Limitations & Future Work

  • TNA upper bound currently set at 6: While claims of scalability are made, the paper does not validate model performance or metric stability at higher TNA counts (e.g., 10+); evaluation of ultra-long narratives remains to be explored.
  • Heavy dependency on closed-source/large models: Prompt generation uses GPT-4o, and evaluation uses Qwen2.5-VL-72B. Ablation shows that smaller models lead to performance drops, affecting reproduction costs and evaluation consistency due to MLLM capability fluctuations.
  • Focus on T2V in continuous spatio-temporal settings: The work explicitly excludes spatio-temporal discontinuities like camera cuts, meaning it does not yet cover "cinema-grade" narratives involving transitions and editing.
  • Subjectivity in TNA partitioning and factor assumptions: Simplifying adjustable factors into scene/object/action is an engineering trade-off that may omit higher-order narrative dimensions like emotion or cinematography.
  • Long Video Generation Models (FreeNoise, Presto, Mask2DiT, RIFLEx, FreeLong) mostly add segmented text interaction or adjust positional embeddings on short video bases. This work fills the missing gap in narrative evaluation for these models.
  • Video Generation Benchmarks (VBench, DEVIL, TC-Bench, VMBench, StoryEval, VBench-2.0) focus on quality, dynamics, temporal composition, motion, or event-level stories, but their prompt TNA distributions are narrow. NarrLV addresses the "rich narrative + scalability" gap.
  • MLLM Q&A-style Evaluation (inspired by TIFA, Davidsonian approaches) informed the scalable evaluation paradigm of "question generation → video answering" used here, which is instructive for interpretable evaluation in image/video generation.

Rating

  • Novelty: ⭐⭐⭐⭐ The first benchmark targeting "narrative expression" for long videos; TNA unit and progressive metrics are theoretically grounded and highly original.
  • Experimental Thoroughness: ⭐⭐⭐⭐ Covers 6 long video + 5 base models, 360 prompts, and 600 pairs of human annotations.
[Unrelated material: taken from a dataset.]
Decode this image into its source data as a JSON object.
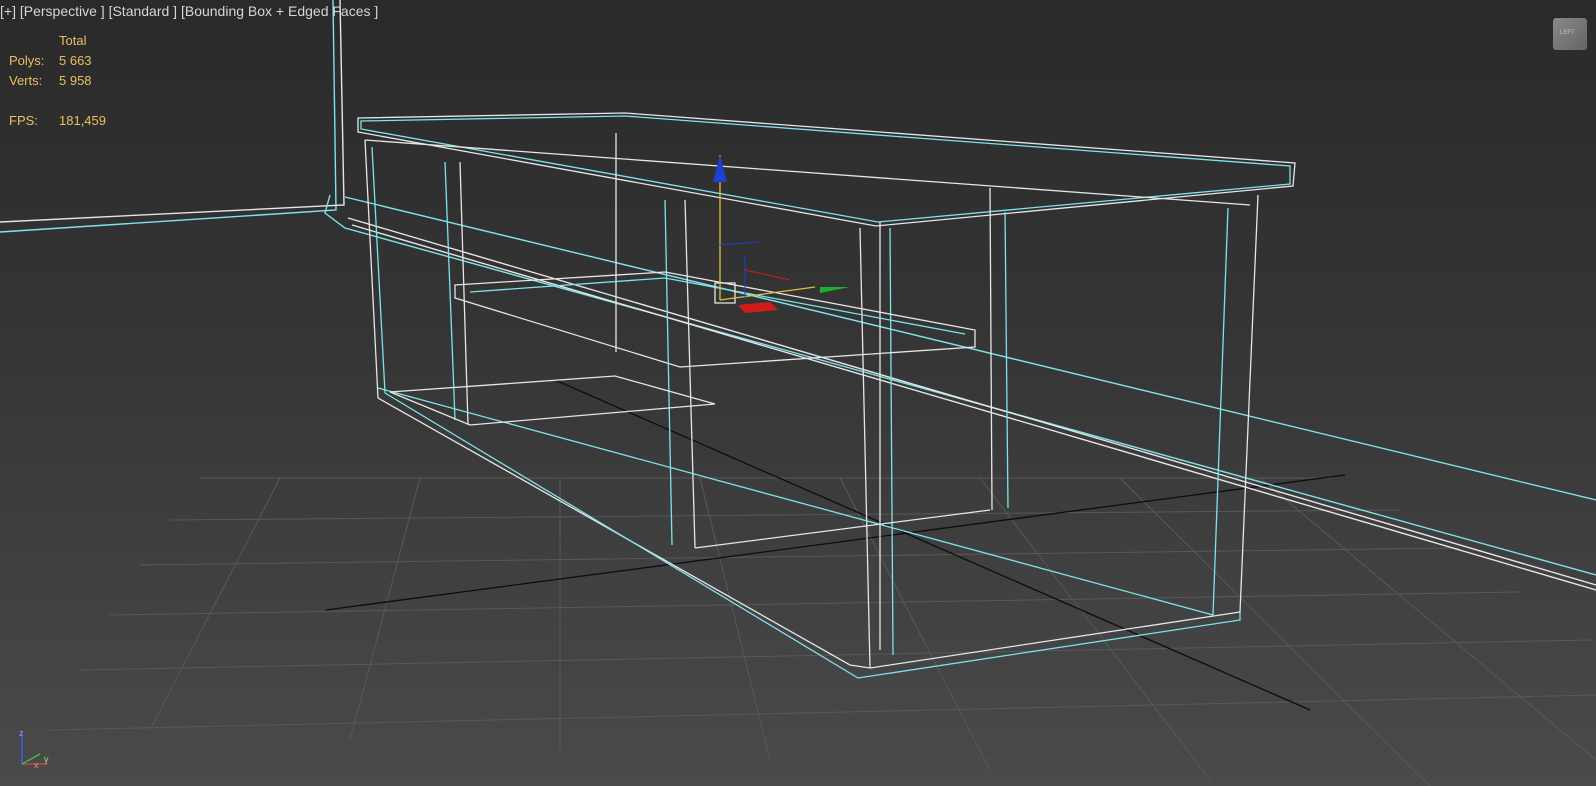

Main experiments, ablations, and alignment analyses are comprehensive, though ultra-long TNAs and more modal factors lack verification.
  • Writing Quality: ⭐⭐⭐⭐ Clear logic from theory to pipeline and metrics. Well-supported by figures (TNA distribution, 3D results, word clouds, feature distances).
  • Value: ⭐⭐⭐⭐ Provides a quantifiable, scalable, and human-aligned narrative evaluation tool for long video generation, offering actionable conclusions like "TNA≤2," which is valuable for both model R&D and evaluation.